Selon un article du Parisien qui a eu accès à un document interne de la SNCF, la compagnie ferroviaire envisagerait « une optimisation des dessertes » TGV sur ses axes déficitaires. Ce qui pourrait se traduire à terme, au pire par la suppression de certaines lignes, et au mieux par une réduction du nombre de trains quotidiens. Seraient notamment dans le viseur les bouts de lignes sur lesquelles les trains à grande vitesse circulent à une allure réduite, à l’heure où la SNCF manque de rames pour répondre à la demande sur son réseau.
Parmi les autres dessertes sur la sellette, le quotidien Le Parisien évoque les Paris-Dijon, Paris-Chambéry, Paris-Metz/Nancy, Paris-Grenoble, Paris-Annecy ou Paris-La Rochelle. Une mauvaise nouvelle à l’heure où le gouvernement essaye, dans le cadre de la transition écologique, de faire préférer le train aux Français en raison de moindres émissions de CO2 comparé aux autres mode de transport. La SNCF a réfuté à ce stade tout projet de fermetures de lignes, ces fuites mettant déjà en émois les élus des villes concernées. « SNCF Voyageurs dément : aucun projet de réduction globale des dessertes TGV ou d’arrêt de destinations n’est engagé« , a twitté dans la journée Alain Krakovitch, directeur des TGV-Intercités.
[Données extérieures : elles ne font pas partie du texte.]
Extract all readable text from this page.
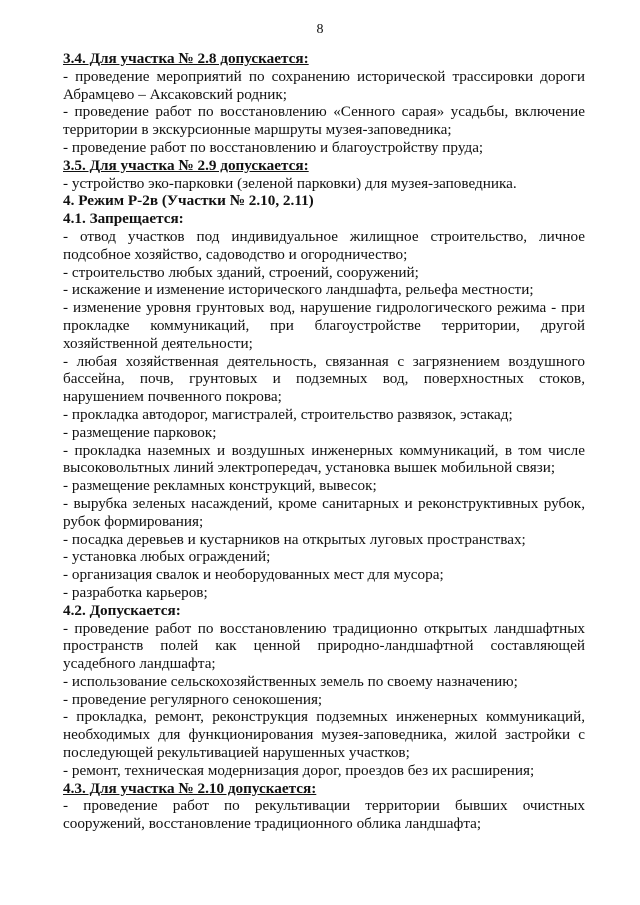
8
3.4. Для участка № 2.8 допускается:

- проведение мероприятий по сохранению исторической трассировки дороги Абрамцево – Аксаковский родник;

- проведение работ по восстановлению «Сенного сарая» усадьбы, включение территории в экскурсионные маршруты музея-заповедника;

- проведение работ по восстановлению и благоустройству пруда;

3.5. Для участка № 2.9 допускается:

- устройство эко-парковки (зеленой парковки) для музея-заповедника.

4. Режим Р-2в (Участки № 2.10, 2.11)
4.1. Запрещается:

- отвод участков под индивидуальное жилищное строительство, личное подсобное хозяйство, садоводство и огородничество;

- строительство любых зданий, строений, сооружений;

- искажение и изменение исторического ландшафта, рельефа местности;

- изменение уровня грунтовых вод, нарушение гидрологического режима - при прокладке коммуникаций, при благоустройстве территории, другой хозяйственной деятельности;

- любая хозяйственная деятельность, связанная с загрязнением воздушного бассейна, почв, грунтовых и подземных вод, поверхностных стоков, нарушением почвенного покрова;

- прокладка автодорог, магистралей, строительство развязок, эстакад;

- размещение парковок;

- прокладка наземных и воздушных инженерных коммуникаций, в том числе высоковольтных линий электропередач, установка вышек мобильной связи;

- размещение рекламных конструкций, вывесок;

- вырубка зеленых насаждений, кроме санитарных и реконструктивных рубок, рубок формирования;

- посадка деревьев и кустарников на открытых луговых пространствах;

- установка любых ограждений;

- организация свалок и необорудованных мест для мусора;

- разработка карьеров;

4.2. Допускается:

- проведение работ по восстановлению традиционно открытых ландшафтных пространств полей как ценной природно-ландшафтной составляющей усадебного ландшафта;

- использование сельскохозяйственных земель по своему назначению;

- проведение регулярного сенокошения;

- прокладка, ремонт, реконструкция подземных инженерных коммуникаций, необходимых для функционирования музея-заповедника, жилой застройки с последующей рекультивацией нарушенных участков;

- ремонт, техническая модернизация дорог, проездов без их расширения;

4.3. Для участка № 2.10 допускается:

- проведение работ по рекультивации территории бывших очистных сооружений, восстановление традиционного облика ландшафта;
Autre cible évoquée par Le Parisien, les trains remplis le matin et le soir de « navetteurs », ces salariés qui travaillent à Paris mais habitent à Tours, Lille, Arras, Reims ou au Mans afin de bénéficier d’une meilleure qualité de vie. Autrefois recherchés par la SNCF, ces voyageurs pro, néo-nomades adeptes du télétravail, semblent désormais moins intéresser la compagnie ferroviaire. Ou, tout au moins, elle entend leur faire payer leurs trajets au juste prix. Ainsi, après une hausse de près de 5%, ces voyageurs verront le 1er février prochain le tarif de leur abonnement mensuel Max Actif et Max Actif+ augmenter de respectivement 10% et 5%.
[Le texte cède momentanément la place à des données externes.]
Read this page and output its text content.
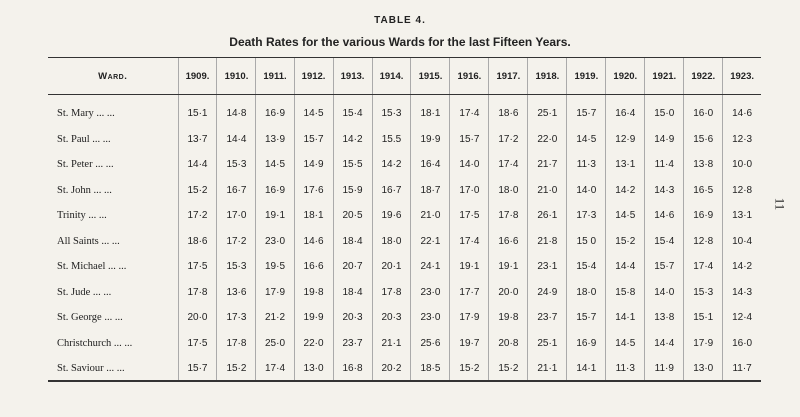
TABLE 4.
Death Rates for the various Wards for the last Fifteen Years.
11
Ward.	1909.	1910.	1911.	1912.	1913.	1914.	1915.	1916.	1917.	1918.	1919.	1920.	1921.	1922.	1923.
St. Mary ... ...	15·1	14·8	16·9	14·5	15·4	15·3	18·1	17·4	18·6	25·1	15·7	16·4	15·0	16·0	14·6
St. Paul ... ...	13·7	14·4	13·9	15·7	14·2	15.5	19·9	15·7	17·2	22·0	14·5	12·9	14·9	15·6	12·3
St. Peter ... ...	14·4	15·3	14·5	14·9	15·5	14·2	16·4	14·0	17·4	21·7	11·3	13·1	11·4	13·8	10·0
St. John ... ...	15·2	16·7	16·9	17·6	15·9	16·7	18·7	17·0	18·0	21·0	14·0	14·2	14·3	16·5	12·8
Trinity ... ...	17·2	17·0	19·1	18·1	20·5	19·6	21·0	17·5	17·8	26·1	17·3	14·5	14·6	16·9	13·1
All Saints ... ...	18·6	17·2	23·0	14·6	18·4	18·0	22·1	17·4	16·6	21·8	15 0	15·2	15·4	12·8	10·4
St. Michael ... ...	17·5	15·3	19·5	16·6	20·7	20·1	24·1	19·1	19·1	23·1	15·4	14·4	15·7	17·4	14·2
St. Jude ... ...	17·8	13·6	17·9	19·8	18·4	17·8	23·0	17·7	20·0	24·9	18·0	15·8	14·0	15·3	14·3
St. George ... ...	20·0	17·3	21·2	19·9	20·3	20·3	23·0	17·9	19·8	23·7	15·7	14·1	13·8	15·1	12·4
Christchurch ... ...	17·5	17·8	25·0	22·0	23·7	21·1	25·6	19·7	20·8	25·1	16·9	14·5	14·4	17·9	16·0
St. Saviour ... ...	15·7	15·2	17·4	13·0	16·8	20·2	18·5	15·2	15·2	21·1	14·1	11·3	11·9	13·0	11·7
Un modèle économique au bord de l’implosion
Si la SNCF devait être amenée à faire des arbitrages sur son réseau, c’est en raison d’un modèle en place depuis des décennies, mais qui ne tient plus depuis l’ouverture à la concurrence et l’arrivée d’opérateurs comme Trenitalia et la Renfe. Jusqu’ici, les lignes ferroviaires les plus rentables, Paris-Lyon en premier lieu, permettaient d’assurer l’exploitation des dessertes déficitaires. Or ces compagnies étrangères sont venues rogner sur sa part du marché et donc sur ses profits, l’obligeant à trouver des solutions pour faire de substantielles économies. A cela, l’entreprise publique est contrainte d’investir, via sa filiale SNCF Réseau, dans l’entretien et la modernisation d’un réseau hexagonal vieillissant.
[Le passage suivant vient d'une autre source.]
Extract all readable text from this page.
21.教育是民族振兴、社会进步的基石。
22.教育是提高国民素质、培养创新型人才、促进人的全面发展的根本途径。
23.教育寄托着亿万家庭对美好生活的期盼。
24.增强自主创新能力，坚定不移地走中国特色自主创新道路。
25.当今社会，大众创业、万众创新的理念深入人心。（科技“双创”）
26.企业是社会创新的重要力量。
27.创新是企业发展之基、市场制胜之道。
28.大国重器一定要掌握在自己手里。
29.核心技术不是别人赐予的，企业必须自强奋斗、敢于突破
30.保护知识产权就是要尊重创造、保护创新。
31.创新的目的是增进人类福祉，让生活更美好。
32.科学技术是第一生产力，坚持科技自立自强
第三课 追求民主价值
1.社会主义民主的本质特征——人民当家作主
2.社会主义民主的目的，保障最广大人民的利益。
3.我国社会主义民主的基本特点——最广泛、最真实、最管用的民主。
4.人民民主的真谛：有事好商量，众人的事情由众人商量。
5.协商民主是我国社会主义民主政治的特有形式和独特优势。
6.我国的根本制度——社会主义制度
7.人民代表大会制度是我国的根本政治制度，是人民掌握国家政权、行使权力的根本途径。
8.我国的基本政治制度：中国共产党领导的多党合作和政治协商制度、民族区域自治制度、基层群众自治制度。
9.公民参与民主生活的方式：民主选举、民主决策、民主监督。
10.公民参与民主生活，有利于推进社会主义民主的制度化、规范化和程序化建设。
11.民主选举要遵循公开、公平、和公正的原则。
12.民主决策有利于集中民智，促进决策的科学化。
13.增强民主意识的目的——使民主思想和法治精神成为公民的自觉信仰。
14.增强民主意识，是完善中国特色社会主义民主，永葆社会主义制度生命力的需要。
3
Les péages ferroviaires, dont le coût ne cesse d’augmenter, y contribuent, jusqu’à représenter aujourd’hui 40% du coût d’un billet. Lors d’une audition au Sénat en 2023, le président de la SNCF Jean-Pierre Farandou estimait à 100 Md€ sur les 15 prochaines années les besoins en investissement dans le réseau ferroviaire. Et, dès cette année, le budget dédié à ces travaux doit être abondé à hauteur de 300M€ supplémentaires qui seront pris sur les bénéfices de SNCF Voyageurs !
La situation est d’autant plus difficile pour le transporteur qu’il est le seul jusqu’en 2027 à porter ces investissements au sein du fonds de concours, les nouveaux concurrents ne mettant pour l’instant pas la main au portefeuille. D’où son obligation de couper les foyers de pertes et, dans le même temps, d’augmenter ses tarifs pour sauver son modèle économique. Cette hausse devrait être cette année d’environ 2,6%, soit au niveau de l’inflation attendue, après une augmentation de 5% en moyenne en 2023.